For #2, your going to need to know a whole bunch of things like how to use a CROSS APPLY to unpivot data which includes knowledge of TABLE VALUE CONSTRUCTORS, GROUP BY with HAVING, and COUNTing DISTINCT values in a column. If you want it to figure out what's in a table just by pointing a proc at a table, you're going to need to know about sys.columns and dynamic SQL which includes EXEC and sp_executeSQL. The logic for the non-dynamic solution is to use CROSS APPLY to unpivot the columns and column names into an NVP (Name Value Pair) structure and then count the number of distinct occurrences by Name filtering for those Names that have a count of distinct values >

Your turn, please. Where did questions 1 and 2 come from? These are not typical questions that anyone would even think to ask unless a specific requirement was give

I've rethought posting the solution to #2. I don't think any inexperienced SQL coder will come up with a similar solution. You have massive experience and expertise in SQL and you didn't consider this approach. And the code itself has some points of interest.

This code ignores NULL values for a column. Say, for example, that for col1 = 'C', col2 have values of 25 and NULL (and possibly 1+ more NULLs). This code still lists col2 as having only a single value (i.e. a single non-NULL value). If you want to count NULL(s) as distinct values, we'd have to make other changes to the code.

--#2 (determine which other columns have more than 1 unique value for a given value of col1)
SELECT
    col1,
    STUFF(
    CASE WHEN COUNT(*) >= 2 AND MIN(col2) <> MAX(col2) THEN ', col2' ELSE '' END +
    CASE WHEN COUNT(*) >= 2 AND MIN(col3) <> MAX(col3) THEN ', col3' ELSE '' END 
    /*+ ...as many other columns as needed...*/
    , 1, 2, '') AS cols_with_more_than_1_value
FROM @sqlfor
GROUP BY col1
ORDER BY col1

JeffModen · December 28, 2020, 12:12am

Since I didn't post any code, you don't actually kn0ow what the hell I was considering, Scott.

Since you decided to post code, post test data to go with it and I'll be happy to check it for accuracy.

ScottPletcher · December 28, 2020, 6:35am

You directly stated that it would take a "CROSS APPLY, TABLE VALUE CONSTRUCTOR(S), ... HAVING and COUNTing DISTINCT value". Based on that comment, I thought you believed the query would require all that.
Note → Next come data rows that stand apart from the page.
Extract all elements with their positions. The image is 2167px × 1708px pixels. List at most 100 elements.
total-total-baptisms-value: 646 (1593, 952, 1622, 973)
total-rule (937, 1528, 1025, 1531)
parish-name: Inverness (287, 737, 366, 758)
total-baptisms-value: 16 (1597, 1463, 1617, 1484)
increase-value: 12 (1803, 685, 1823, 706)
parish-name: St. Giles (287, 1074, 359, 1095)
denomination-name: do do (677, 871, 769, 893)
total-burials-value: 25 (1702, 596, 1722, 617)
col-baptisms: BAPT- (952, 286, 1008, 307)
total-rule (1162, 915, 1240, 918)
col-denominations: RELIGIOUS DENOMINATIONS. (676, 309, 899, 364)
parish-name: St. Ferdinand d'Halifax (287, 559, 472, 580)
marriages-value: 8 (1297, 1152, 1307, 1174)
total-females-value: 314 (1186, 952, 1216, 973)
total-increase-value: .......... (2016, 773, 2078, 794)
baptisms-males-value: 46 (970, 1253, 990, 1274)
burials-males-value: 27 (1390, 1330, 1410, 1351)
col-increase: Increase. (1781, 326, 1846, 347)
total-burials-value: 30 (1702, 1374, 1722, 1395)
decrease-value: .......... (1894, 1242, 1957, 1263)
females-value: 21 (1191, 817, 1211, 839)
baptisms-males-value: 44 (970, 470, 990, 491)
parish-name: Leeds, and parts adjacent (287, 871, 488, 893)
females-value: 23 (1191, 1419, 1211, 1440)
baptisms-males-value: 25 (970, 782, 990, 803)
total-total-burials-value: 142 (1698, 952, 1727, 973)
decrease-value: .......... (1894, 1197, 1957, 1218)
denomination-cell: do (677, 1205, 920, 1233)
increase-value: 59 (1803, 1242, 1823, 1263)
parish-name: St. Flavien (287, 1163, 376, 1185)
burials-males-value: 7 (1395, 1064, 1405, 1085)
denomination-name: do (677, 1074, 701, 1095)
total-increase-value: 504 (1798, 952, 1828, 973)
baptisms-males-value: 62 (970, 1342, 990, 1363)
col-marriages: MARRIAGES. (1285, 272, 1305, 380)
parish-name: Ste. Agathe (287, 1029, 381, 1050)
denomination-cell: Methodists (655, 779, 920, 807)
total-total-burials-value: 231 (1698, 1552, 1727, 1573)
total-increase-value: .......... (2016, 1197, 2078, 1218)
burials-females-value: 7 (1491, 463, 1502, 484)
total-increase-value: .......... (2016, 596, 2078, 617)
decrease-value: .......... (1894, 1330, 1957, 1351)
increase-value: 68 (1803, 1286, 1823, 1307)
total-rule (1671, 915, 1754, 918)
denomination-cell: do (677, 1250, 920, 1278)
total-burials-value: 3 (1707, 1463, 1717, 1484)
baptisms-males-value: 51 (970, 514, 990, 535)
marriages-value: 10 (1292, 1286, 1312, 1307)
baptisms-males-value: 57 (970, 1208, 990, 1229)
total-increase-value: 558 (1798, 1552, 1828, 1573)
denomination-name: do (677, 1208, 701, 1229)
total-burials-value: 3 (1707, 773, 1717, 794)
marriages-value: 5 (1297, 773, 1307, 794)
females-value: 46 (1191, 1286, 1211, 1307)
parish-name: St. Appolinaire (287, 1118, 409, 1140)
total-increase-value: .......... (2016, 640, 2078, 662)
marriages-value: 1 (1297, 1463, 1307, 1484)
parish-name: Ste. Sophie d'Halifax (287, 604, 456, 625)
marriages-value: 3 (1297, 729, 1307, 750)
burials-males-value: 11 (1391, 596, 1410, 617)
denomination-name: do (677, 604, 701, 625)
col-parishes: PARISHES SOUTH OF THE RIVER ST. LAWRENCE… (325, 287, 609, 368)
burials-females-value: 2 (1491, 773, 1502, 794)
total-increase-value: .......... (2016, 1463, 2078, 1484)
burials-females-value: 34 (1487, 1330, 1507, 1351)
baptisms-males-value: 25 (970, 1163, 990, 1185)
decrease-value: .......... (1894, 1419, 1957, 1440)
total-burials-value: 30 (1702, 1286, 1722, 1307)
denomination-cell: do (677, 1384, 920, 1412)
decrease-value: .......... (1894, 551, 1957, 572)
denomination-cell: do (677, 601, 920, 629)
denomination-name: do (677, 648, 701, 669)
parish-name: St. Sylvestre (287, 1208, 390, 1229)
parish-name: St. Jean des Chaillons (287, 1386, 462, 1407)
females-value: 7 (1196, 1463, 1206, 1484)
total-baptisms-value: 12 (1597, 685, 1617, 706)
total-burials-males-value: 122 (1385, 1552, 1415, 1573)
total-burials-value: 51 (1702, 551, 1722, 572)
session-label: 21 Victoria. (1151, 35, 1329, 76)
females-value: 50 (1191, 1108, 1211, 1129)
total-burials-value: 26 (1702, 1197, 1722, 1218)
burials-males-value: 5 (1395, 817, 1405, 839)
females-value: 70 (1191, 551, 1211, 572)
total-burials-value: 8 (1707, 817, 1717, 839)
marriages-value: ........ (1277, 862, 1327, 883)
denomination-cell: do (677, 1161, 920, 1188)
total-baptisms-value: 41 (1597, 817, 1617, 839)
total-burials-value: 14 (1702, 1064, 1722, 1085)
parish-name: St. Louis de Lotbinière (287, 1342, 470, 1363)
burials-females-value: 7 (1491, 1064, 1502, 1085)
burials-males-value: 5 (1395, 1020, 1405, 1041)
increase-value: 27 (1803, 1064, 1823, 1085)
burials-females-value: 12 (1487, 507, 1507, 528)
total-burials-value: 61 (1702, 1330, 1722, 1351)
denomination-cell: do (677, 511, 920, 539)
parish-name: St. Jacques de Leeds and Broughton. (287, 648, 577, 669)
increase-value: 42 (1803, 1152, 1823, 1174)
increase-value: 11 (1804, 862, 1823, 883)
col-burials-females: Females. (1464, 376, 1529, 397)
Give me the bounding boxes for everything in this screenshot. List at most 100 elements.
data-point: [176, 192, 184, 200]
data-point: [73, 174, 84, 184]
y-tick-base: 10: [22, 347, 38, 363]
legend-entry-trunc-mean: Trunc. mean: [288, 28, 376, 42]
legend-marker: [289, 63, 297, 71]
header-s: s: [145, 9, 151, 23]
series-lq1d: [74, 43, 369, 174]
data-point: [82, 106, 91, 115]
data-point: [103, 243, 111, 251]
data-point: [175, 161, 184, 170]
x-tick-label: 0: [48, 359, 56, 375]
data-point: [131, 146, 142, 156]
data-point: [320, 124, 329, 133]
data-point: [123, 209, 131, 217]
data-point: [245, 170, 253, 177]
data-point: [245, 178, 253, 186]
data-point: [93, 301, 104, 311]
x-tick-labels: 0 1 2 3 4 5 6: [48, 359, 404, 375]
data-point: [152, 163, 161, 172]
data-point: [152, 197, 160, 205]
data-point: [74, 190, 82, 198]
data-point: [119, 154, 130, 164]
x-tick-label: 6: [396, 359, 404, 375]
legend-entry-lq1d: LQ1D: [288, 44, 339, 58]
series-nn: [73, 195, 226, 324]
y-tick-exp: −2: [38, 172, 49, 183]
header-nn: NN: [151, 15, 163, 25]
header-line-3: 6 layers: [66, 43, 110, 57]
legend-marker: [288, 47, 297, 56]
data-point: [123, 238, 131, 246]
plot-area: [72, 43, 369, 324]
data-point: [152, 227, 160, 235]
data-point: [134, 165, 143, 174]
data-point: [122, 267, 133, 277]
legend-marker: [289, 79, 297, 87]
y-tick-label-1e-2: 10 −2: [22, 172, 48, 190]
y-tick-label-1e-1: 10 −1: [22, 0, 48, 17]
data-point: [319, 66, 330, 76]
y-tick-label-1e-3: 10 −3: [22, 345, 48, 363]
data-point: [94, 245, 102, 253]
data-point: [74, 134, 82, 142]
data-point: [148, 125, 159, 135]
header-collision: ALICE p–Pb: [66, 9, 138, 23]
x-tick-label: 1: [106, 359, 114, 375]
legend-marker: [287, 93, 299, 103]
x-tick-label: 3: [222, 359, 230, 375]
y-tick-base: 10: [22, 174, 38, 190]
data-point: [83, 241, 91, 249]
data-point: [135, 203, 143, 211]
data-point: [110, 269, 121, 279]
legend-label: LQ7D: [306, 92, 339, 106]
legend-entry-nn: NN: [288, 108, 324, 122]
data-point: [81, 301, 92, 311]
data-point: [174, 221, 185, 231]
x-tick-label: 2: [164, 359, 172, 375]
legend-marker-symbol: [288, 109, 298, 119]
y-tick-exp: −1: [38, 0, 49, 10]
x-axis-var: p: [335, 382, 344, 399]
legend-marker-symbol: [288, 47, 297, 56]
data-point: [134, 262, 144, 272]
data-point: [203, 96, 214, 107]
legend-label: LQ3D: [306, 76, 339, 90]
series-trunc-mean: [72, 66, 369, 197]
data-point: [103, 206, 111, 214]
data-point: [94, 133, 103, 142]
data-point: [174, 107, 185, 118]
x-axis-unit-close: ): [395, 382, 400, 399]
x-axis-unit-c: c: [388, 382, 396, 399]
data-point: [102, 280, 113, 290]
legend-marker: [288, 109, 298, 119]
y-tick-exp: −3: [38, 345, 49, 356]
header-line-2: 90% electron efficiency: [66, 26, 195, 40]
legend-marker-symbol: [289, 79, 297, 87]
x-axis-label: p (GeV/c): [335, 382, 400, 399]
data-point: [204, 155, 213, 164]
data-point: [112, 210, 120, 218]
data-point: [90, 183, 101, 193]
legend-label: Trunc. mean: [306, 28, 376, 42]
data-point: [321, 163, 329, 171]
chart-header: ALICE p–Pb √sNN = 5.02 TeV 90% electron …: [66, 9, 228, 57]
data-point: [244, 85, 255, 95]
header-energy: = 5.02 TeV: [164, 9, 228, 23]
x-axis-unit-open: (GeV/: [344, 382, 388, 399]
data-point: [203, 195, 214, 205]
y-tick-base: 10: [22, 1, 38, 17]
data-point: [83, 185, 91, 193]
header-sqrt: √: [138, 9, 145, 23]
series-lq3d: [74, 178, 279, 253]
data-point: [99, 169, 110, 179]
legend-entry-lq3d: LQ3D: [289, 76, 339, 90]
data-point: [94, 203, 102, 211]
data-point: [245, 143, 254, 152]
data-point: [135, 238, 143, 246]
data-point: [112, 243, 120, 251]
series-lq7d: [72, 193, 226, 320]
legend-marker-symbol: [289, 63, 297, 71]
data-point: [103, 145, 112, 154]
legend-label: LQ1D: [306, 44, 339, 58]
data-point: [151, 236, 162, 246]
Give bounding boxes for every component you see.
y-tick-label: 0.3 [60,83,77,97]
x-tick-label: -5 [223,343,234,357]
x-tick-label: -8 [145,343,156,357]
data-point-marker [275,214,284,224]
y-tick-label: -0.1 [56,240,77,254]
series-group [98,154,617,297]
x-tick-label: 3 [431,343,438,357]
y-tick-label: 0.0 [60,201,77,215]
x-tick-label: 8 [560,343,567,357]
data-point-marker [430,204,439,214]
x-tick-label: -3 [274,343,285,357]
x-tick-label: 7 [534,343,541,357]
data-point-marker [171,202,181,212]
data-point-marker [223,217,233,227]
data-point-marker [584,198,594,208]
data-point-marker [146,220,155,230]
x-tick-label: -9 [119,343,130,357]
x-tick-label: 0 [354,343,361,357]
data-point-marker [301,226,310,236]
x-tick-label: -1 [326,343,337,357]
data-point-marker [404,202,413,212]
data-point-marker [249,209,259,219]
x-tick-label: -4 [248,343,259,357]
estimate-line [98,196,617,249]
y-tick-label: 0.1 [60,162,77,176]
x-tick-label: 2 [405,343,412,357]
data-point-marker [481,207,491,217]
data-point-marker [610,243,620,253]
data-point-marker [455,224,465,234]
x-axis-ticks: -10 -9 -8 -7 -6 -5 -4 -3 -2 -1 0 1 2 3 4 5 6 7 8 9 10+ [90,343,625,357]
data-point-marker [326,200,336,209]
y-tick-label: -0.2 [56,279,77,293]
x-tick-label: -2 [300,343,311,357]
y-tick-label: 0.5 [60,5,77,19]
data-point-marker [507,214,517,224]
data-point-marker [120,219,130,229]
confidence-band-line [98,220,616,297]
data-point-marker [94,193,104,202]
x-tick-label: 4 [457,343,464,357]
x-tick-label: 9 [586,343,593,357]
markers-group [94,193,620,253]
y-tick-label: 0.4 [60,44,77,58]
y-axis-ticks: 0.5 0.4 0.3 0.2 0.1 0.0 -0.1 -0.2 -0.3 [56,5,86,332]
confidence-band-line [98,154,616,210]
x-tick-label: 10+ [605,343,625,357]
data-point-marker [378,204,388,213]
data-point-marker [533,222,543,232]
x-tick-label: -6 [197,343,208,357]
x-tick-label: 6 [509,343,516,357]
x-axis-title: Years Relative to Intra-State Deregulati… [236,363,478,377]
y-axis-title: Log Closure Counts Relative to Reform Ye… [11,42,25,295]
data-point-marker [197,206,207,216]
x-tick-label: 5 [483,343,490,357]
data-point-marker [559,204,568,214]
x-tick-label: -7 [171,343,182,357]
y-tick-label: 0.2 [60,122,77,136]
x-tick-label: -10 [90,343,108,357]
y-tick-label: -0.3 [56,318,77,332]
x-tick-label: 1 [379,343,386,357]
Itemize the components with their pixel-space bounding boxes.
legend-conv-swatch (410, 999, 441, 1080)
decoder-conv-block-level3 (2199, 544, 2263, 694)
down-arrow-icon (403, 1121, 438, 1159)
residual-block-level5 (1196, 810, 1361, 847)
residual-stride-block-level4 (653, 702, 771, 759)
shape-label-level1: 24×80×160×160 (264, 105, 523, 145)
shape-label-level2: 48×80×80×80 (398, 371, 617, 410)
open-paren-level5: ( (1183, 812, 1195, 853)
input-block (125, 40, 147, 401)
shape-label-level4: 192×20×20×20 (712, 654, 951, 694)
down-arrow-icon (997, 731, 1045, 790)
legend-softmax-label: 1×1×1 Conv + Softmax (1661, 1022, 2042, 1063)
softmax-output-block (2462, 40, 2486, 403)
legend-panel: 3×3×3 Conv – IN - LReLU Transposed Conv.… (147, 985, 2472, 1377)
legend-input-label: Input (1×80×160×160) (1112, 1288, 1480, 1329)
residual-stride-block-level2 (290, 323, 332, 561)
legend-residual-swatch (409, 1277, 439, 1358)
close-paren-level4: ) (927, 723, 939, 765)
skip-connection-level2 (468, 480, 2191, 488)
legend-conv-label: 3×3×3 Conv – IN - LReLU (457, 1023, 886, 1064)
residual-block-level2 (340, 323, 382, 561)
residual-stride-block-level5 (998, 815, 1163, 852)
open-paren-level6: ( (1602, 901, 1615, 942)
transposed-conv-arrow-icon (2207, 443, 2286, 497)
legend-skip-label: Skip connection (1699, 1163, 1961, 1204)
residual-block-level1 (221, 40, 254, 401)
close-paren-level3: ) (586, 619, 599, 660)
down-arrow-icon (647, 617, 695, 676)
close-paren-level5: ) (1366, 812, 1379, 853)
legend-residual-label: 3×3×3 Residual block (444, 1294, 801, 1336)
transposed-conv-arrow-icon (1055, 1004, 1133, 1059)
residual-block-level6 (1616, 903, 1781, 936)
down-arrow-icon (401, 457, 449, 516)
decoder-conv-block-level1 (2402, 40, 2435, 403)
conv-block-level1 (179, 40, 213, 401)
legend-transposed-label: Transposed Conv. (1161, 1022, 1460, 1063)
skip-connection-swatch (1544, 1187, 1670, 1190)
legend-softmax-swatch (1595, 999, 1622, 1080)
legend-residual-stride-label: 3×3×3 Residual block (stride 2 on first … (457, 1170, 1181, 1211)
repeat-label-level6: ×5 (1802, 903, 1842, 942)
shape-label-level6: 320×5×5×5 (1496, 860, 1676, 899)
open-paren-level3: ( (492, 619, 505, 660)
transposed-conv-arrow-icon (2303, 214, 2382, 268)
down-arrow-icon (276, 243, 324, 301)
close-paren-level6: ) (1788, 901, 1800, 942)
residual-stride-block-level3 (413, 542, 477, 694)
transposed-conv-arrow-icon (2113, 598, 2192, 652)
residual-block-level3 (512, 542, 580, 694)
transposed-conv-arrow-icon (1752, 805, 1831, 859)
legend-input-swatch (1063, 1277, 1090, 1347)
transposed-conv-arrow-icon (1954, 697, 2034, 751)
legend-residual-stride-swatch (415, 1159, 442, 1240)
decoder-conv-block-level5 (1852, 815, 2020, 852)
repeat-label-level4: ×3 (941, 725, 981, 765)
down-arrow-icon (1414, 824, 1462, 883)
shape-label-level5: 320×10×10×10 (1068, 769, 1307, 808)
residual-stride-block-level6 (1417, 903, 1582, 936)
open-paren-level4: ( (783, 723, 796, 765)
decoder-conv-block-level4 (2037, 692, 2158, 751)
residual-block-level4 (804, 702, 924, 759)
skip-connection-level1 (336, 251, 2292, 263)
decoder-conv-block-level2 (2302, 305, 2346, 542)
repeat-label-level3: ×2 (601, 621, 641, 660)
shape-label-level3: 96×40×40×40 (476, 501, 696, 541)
No reason to state that if you thought it could be done without any of those.

JeffModen · December 28, 2020, 8:14am

Oh... I didn't say I wasn't going to use those. You just don't have to be such a smarty pants about what my approach will be. You're also violating the ops request by posting code instead of ideas.

ScottPletcher · December 28, 2020, 3:21pm

Actually, and again, you explicitly stated earlier what you were going to use, and it did include those, as shown above.
The counting of distinct names is typically quite some overhead, so it's definitely best to avoid that if possible.

JeffModen · December 28, 2020, 5:41pm

Ok, so post a reasonable set of test data and let's have some fun racing. In the meantime, stop your cranking.

ScottPletcher · December 28, 2020, 7:10pm

I explained that. OP can ignore the code if they want.

ScottPletcher · December 28, 2020, 7:12pm

@Jeff:

Since I've already posted code for #2, you might as well post your code too, I would think.